Pictures of "melting tires" are popular during extreme weather events:

What such photographs typically capture, though, is not heat damage to tires themselves but the effects of driving on roadways that have been recently resurfaced and/or have semi-liquified during hot weather, coating the wheels with a sticky mess.

Another much-circulated photograph appears to show a street sign whose lettering is seemingly dripping from being melted away:

But this picture, which also circulated during the 2017 Southwest heat wave, was reported as being due to several environmental factors, not just a single heat wave:

According to Monica Hernandez, spokesperson for the Phoenix Street Transportation department, the sign deterioration could be linked to a wide-range of elements they are subjected to over time -- including weather, dust, and, yes, sun exposure.

Consider this photograph of a melted waste bin of the type typically used for the collection of recyclables:

These kinds of receptacles are generally made of a form of rigid and thick polyethylene, a substance whose melting point is around 250° Fahrenheit -- far too high to be triggered by exposure to sun-warmed air alone. The damage pattern seen here suggests a fire was started at the bottom of the bin, or the bin was sitting adjacent to something that was burning around ground level.

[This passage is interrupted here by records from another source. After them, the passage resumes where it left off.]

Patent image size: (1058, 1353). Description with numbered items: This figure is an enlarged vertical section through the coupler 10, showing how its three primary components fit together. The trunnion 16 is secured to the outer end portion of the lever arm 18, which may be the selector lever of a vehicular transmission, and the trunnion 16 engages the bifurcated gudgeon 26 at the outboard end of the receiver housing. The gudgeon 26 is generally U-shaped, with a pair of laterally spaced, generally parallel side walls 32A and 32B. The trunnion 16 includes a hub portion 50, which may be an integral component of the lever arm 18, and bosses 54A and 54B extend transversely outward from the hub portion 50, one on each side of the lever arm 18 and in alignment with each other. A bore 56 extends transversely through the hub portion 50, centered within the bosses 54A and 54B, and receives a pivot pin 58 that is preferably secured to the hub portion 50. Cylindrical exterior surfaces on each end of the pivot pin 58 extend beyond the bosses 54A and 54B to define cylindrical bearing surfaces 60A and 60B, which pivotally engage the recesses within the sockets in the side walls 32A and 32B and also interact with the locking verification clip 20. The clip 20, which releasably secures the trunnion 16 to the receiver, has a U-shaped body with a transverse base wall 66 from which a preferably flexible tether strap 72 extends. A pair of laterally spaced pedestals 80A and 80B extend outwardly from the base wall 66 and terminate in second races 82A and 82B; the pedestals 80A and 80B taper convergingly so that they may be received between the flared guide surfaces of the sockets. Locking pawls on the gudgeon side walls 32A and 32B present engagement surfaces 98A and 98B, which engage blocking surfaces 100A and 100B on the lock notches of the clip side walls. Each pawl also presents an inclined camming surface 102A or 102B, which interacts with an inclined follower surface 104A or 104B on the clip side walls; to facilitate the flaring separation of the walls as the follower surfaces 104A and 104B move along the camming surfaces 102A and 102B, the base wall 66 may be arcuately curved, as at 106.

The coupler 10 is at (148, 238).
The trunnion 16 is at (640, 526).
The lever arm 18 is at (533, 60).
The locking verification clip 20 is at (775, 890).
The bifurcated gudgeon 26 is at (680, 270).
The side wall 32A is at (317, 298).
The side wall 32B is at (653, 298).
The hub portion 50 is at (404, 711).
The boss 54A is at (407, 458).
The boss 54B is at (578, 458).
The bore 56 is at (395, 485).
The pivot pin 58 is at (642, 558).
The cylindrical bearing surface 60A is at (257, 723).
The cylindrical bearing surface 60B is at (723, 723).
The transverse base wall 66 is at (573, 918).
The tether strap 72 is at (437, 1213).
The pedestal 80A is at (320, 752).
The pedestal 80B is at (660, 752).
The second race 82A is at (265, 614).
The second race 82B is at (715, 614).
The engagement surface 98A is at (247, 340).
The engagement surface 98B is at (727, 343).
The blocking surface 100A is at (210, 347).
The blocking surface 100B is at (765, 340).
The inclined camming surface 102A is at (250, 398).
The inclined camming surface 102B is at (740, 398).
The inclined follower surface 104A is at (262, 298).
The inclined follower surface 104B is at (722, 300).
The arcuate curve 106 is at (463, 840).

Another much-traveled image shows a traffic light that looks to have melted from hot weather:

One would wonder, naturally, why extreme weather would have melted a traffic signal but left another one adjacent to it apparently undamaged. That's because this picture appears to stem from a motorist in Kuwait's slamming into a traffic signal pole, with the resulting fire melting the signal directly above the burning vehicle:


The following photograph may be a genuine example of extreme heat effects, but this phenomenon sometimes occurs when people situate indoor ceiling fans in outdoor environments that expose them to levels of heat and humidity they were not intended to withstand:

Although not all of these photographs demonstrate the deleterious effects of hot weather, heat waves that bring prolonged high temperatures certainly pose very real dangers to humans and other animals, and they can indeed severely damage some types of inanimate objects exposed to heat and direct sunlight for too long. Everyone is advised to follow standard protocols for preparing and staying well during severe-weather events.